After lunch and in our vehicle we all went out to a mine was Windara now Posidon, about to start production as a nickel mine again, of particular interest to us!!! say no more!!!
About 30 km out there and back...all good!
 
 
 
Great man..successful
 
 
That mine, am I confident.. dunno! looks busy and it was Sunday.
The washing on a proper clothes line note the red, dust mud.
So out of Leonora leisurely pack up and move 5 meters, I was not in the car and noticed, Oh yep...flat  front tyre!!
So jack up, tyre off and eventually find a very small tack in the tyre...'dog's dick' time again, good things them things!! Half hour later farewell Kerang folk and on the road again heading for Leonora, via some side tracks.
 

In a few k's and this is what we found.

Mt Morgan Cemetery, quite an isolated but large area many graves,  I thought this wreath would have been so expensive and has stood the test of time maybe over 100 yrs old, note the curved glass, china flowers and tin leaves. RIP.
 
Listening to tapes and reading about the era I learned that most made good money in those golden times, like the housekeepers in Hotels, cooks were paid huge wages, bar maids and laundry/sewing ladies..it was said men had plenty of money to spend. There are pictures of couples and families going out on Sundays on the train into the country side picnicking and  picking wild flowers for their day out.
The men and boys who worked the wood line and were sandalwood pullers would not have had it so easy..they were essential as there were many steam trains.
Camped 10 km out of Leonora, nice lake, in a conservation park, 5 yabbies released!
 
LEONORA-GWALIA
The end of our Gold Journey...
A mining town of around 1100, and a hairdresser, walk in walk out...all snipped up by a travelling English girl supervising a young local apprentice who is fortunate enough to have parents set up a shop for her, who also own the motel of prefab dongas for miners and gov workers and nurses of a recently built 160 person detention centre in town. And a  few other houses too I gather, employing lots of back packers, so able to accommodate them. Right place, right time! Hairdresser info!
 
Sons of Gwalia, a mine with a chequered history but back in action now..since 1980, busy mine with Museum attached, lot's of good things to see and of note is the fact that in 1897 Son's of Gwalia Mine was managed by the 31st  US President , Herbert Hoover..in his younger days, reported to be ruthless and not very popular as a young manager and soon shipped off to China to manage a mine there.
There is a restored house onsite named Hoover House and can be viewed and also used as a B & B.
 
The Gold mine Son's of Gwalia Leonora.
 
  Hoover House restored after cyclone in 2000, nice inside with some original elegance.
 Bike seat frames, the mode of transport in those times.
 Not too sure about the number plate..but maybe
 Horse drawn grader and roller.
 Water cart wheel.
 The winder thingo...the men were in awe of this...
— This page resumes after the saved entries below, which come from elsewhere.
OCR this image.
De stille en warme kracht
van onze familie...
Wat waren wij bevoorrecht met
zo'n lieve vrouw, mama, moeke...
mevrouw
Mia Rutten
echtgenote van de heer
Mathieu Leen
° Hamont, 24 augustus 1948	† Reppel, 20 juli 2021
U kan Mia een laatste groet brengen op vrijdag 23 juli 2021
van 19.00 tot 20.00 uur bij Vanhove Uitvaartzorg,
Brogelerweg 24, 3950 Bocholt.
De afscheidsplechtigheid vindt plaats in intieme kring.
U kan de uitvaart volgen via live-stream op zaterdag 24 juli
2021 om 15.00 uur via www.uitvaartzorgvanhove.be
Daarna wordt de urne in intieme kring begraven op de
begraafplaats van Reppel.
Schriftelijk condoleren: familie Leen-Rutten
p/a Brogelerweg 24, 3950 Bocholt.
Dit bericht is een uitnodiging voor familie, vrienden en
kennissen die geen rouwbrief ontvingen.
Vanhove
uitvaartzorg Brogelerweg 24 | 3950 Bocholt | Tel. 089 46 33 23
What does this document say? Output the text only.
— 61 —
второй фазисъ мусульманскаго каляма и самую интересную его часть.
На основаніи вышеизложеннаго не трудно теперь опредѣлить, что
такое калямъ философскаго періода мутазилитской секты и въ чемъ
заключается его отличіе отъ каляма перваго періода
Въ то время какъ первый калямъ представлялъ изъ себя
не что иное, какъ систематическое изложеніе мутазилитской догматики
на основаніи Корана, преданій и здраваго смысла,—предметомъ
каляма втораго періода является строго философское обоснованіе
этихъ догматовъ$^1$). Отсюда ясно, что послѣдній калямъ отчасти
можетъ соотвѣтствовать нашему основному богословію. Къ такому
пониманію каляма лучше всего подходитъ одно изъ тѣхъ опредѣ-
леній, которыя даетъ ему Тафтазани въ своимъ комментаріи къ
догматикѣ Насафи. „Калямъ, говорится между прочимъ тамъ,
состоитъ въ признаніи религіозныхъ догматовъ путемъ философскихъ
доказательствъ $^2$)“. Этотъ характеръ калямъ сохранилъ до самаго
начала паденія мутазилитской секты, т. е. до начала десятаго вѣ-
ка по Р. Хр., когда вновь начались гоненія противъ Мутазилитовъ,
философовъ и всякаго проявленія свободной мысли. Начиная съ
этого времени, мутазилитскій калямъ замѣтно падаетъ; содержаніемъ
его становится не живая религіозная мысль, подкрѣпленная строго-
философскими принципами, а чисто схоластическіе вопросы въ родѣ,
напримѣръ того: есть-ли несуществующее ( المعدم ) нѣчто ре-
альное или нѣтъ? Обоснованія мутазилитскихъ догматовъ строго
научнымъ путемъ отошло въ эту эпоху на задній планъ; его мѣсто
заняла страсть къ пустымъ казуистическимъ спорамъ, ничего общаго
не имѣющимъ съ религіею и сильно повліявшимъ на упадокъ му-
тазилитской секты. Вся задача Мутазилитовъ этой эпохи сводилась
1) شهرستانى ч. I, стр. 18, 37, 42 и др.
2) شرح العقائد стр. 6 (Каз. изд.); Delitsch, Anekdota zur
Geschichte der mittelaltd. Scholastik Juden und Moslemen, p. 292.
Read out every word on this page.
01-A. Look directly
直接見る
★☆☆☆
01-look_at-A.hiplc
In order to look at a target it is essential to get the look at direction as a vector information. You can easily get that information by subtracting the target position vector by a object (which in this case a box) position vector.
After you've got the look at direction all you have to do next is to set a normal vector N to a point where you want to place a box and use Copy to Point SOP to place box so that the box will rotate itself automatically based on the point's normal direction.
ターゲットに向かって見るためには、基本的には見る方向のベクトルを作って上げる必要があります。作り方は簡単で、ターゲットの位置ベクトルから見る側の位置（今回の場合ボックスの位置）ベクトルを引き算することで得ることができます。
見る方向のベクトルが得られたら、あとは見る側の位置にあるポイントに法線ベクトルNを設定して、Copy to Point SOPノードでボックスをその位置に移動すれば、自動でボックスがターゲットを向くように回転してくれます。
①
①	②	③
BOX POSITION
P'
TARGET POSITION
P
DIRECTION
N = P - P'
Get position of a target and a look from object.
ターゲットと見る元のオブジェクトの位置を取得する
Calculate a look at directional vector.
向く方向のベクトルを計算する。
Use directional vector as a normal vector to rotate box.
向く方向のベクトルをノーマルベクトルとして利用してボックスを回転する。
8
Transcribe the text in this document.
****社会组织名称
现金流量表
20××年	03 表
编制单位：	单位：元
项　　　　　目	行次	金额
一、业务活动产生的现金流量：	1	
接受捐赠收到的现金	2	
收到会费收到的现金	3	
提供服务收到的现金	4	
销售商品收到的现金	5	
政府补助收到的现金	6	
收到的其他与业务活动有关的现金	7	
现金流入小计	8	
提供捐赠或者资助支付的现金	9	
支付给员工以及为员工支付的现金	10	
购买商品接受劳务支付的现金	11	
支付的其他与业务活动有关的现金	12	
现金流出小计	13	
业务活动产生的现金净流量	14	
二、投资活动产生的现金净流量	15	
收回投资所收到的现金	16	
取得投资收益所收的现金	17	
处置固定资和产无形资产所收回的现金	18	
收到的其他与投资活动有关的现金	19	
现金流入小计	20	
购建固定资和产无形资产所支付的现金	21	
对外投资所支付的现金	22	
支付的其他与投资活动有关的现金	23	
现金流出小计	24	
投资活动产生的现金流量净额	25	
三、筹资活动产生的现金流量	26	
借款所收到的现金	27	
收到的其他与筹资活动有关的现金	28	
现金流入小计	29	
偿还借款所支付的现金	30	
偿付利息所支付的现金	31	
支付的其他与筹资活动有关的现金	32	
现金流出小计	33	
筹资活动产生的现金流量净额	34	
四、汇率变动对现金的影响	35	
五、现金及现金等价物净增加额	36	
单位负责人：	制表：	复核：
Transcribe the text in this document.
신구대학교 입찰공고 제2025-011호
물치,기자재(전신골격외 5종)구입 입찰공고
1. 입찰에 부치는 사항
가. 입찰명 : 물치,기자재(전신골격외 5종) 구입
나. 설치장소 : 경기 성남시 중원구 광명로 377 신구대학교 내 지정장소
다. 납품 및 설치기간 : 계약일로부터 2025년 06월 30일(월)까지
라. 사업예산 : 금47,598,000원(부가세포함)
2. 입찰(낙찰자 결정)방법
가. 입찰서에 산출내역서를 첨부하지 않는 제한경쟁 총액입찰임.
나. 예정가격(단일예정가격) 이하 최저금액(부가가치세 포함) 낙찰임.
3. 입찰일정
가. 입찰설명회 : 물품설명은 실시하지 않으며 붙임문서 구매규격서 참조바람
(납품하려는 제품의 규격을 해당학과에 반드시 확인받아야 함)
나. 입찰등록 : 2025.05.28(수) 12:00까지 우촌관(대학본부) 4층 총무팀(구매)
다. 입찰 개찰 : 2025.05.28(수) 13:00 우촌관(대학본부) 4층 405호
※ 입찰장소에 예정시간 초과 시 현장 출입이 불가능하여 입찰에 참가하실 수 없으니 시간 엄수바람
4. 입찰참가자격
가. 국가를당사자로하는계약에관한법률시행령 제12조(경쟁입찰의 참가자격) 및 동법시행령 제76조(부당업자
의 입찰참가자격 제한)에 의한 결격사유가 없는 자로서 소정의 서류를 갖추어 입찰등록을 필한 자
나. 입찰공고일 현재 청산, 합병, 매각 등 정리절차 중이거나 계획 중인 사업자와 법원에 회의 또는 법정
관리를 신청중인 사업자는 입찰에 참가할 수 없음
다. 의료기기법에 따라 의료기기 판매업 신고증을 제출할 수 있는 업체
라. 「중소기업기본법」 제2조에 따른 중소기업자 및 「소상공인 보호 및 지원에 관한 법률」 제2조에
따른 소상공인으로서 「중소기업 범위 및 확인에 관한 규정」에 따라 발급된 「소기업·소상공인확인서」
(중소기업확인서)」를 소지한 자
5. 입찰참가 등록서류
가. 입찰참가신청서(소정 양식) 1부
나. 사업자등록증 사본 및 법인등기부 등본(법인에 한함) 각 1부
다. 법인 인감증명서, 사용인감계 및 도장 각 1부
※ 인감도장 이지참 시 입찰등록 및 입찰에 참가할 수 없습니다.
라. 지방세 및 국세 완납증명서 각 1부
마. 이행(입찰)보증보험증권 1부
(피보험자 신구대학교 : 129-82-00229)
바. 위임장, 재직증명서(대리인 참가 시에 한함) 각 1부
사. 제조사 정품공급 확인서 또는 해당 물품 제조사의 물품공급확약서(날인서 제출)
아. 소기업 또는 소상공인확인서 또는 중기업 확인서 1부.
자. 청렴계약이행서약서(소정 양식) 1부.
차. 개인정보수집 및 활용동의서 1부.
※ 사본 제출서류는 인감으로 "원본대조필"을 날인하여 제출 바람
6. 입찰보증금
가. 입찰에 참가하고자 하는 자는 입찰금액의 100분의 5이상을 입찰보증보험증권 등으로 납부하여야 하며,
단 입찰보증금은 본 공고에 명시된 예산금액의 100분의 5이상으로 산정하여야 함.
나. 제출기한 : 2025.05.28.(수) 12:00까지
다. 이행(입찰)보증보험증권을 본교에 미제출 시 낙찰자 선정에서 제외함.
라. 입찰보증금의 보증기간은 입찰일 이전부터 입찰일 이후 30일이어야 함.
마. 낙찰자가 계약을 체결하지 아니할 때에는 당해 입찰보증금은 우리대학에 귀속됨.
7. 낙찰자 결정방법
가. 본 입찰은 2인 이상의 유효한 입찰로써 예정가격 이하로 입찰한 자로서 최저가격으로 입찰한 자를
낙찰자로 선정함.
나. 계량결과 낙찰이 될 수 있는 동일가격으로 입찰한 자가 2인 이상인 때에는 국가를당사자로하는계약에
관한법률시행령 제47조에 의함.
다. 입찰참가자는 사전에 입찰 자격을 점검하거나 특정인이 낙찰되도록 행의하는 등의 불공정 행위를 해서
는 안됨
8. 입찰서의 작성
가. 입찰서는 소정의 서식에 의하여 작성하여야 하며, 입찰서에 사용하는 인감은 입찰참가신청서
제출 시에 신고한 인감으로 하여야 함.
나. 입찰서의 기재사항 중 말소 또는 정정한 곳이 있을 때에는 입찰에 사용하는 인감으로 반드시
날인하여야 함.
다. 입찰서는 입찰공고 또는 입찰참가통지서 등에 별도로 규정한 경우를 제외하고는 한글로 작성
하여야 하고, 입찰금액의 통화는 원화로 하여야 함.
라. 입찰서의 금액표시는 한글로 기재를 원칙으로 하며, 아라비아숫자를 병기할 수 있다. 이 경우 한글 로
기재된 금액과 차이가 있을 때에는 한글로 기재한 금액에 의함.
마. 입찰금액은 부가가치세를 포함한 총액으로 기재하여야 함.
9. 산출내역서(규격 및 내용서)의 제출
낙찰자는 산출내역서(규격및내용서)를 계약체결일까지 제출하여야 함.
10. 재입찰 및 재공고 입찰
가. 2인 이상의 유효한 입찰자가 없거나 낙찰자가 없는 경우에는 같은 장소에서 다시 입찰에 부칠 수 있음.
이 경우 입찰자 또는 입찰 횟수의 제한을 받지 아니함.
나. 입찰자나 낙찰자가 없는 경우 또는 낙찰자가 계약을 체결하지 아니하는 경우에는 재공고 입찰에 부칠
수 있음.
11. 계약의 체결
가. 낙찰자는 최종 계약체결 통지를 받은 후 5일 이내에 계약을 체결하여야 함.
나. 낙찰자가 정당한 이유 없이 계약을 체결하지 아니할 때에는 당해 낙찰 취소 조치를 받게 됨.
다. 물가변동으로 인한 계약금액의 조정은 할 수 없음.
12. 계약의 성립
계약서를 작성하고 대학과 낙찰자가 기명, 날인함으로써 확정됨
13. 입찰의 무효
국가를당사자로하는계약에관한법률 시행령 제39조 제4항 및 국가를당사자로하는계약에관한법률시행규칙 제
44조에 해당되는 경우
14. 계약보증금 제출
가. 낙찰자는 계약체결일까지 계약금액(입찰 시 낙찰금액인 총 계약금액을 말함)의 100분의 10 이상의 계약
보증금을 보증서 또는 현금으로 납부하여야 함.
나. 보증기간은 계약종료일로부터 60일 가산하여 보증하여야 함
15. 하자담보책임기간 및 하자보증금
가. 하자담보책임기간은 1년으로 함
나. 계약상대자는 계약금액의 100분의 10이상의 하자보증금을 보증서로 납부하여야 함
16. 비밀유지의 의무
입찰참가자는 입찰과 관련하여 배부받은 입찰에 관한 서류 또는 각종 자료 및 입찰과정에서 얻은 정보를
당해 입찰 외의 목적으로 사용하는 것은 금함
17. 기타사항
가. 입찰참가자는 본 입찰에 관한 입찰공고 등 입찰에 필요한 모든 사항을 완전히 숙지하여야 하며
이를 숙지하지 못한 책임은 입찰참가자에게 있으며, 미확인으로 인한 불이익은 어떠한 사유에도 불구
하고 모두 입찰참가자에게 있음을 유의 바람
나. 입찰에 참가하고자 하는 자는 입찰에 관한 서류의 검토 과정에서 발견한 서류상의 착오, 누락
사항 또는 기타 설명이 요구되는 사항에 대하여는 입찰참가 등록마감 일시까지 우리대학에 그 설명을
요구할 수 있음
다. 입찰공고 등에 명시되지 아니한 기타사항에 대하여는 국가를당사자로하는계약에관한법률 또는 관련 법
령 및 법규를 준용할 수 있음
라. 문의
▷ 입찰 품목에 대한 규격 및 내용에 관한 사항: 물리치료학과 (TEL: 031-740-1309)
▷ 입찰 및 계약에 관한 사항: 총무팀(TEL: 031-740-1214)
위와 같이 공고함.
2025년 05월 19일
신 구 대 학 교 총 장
 wouldn't want to throw a spanner in the works!
 Agnew pub and that was all..it ....only and the wind was freezing.
Setting up a camp, Jean disappears and half hour later date scones Yummo!!
 Donny Somebody's Breakaway lookout nearing Sandstone..nice view. freezing cold might rain.
 
SANDSTONE
Into a newish Shire Caravan Park, good reviews on Wikicamps, nice little town Pub/store PO/Art Centre and tourist Info . Shire pop 119. yep 119
very tidy, nice street scape and history info.
 

 World war 1 and this is what happened all the man power just walked out of the towns and walked to war in the Middle East
 camel transport for the wool industry, which has now converted to cattle too many sheep deathes from wild dogs.
 Tough strong men at work.
 At Sandstone a Brewery was built above here and via a shaft the vats were below in the cave.
 Yet another London Bridge, a 800 metre 'breakaway'
 and that is that...Kalgoorlie to Sandstone, I know no more  for the next section of our journey to Geraldton, but I guess I will work it out or bluff my way thru!!
 So in the warm, real power, with some good smells, baked bread, t butter biscuits and yep lemon sago...frogs eggs....and it is only 3 in the morning...Good night my family and friends!!